Hovnanian’s management and board, which are both led by Ara Hovnanian, “evaluated a range of available options to strategically manage the company’s debt obligations, with several financial firms competing to refinance the company’s existing debt,” Hovnanian said in its statement. "After careful review and due diligence, the company decided to pursue the refinancing transactions with GSO."

The Red Bank, New Jersey-based builder, which hasn’t posted an annual profit since fiscal 2014, had a major chunk of debt coming due starting in a little over a year, and had been racing to determine how to manage it. Hovnanian had warned cash might run short, and debt-rating firms put it at close to the bottom of the junk spectrum. 

GSO Beats Rival Funds to Hovnanian Deal in Credit Swaps Showdown

Lenders stepped up to offer financing packages -- while also making side bets in derivatives markets on the outcome that could increase their returns.

The price to protect Hovnanian debt against default in the credit derivatives markets shot up in recent weeks. That would normally suggest the company is under immediate risk of buckling under its debt obligations, even though its shares and bonds showed few signs of panic.

GSO proposed lending to the company as long as the builder agreed to do it in a way that would trigger payments on its credit-default swaps, people with knowledge of the matter have said. That is an unusual component of a financing package, and would result in payouts for investors like GSO who had purchased the insurance-like swaps.

Other investors led by Solus Alternative Asset Management have been offering to lend money to the company, while selling protection against Hovnanian defaulting. That trade will profit if the company doesn’t default on its debt. Goldman Sachs Group Inc.’s credit trading desk as of earlier this month had built up a $200 million position on this bet.

Buy Back

The refinancing plan from GSO calls for a Hovnanian affiliate to buy back a $26 million piece of the company’s 8 percent 2019 bonds, while most of the remaining notes are being replaced with new debt.

A condition on the new notes prevents the company affiliate from paying interest on the bonds it holds prior to maturity. The next interest payment is due in May, according to data compiled by Bloomberg, and failure to pay interest at that time could be construed as a default event that triggers credit-default swaps.

An additional wrinkle in the company announcement was a typographical error that could have resulted in tens of millions of dollars in additional payouts in the event of a default that triggered the credit swaps. Hovnanian subsequently corrected that in an amended filing clarifying the terms.
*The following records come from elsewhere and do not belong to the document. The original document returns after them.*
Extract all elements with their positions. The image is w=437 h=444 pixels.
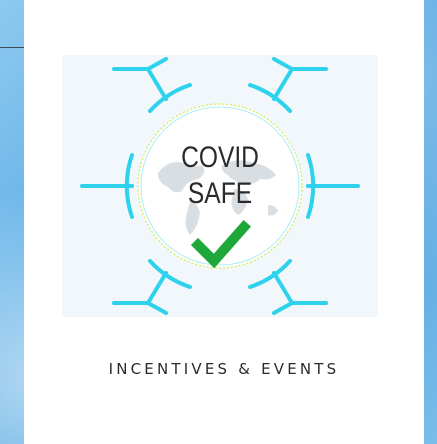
covid-safe-badge-icon: COVID SAFE (80, 57, 360, 315)
badge-line-1: COVID (181, 140, 259, 174)
badge-line-2: SAFE (188, 176, 252, 210)
caption-incentives-events: INCENTIVES & EVENTS (108, 360, 340, 378)
divider-line (0, 47, 24, 48)
covid-safe-badge: COVID SAFE (62, 55, 378, 317)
Hovnanian had said that it intends to take the most favorable financing route that allows it to maintain flexibility.

“GSO has a long history of committing capital to Hovnanian and is pleased to continue supporting the company’s business by providing this financing,” a representative for New York-based Blackstone said in an email on Thursday. “This transaction puts Hovnanian in a stronger, long-term financial position.”

Peter Grauer, chairman of Bloomberg LP, is a non-executive director at GSO’s parent Blackstone Group LP.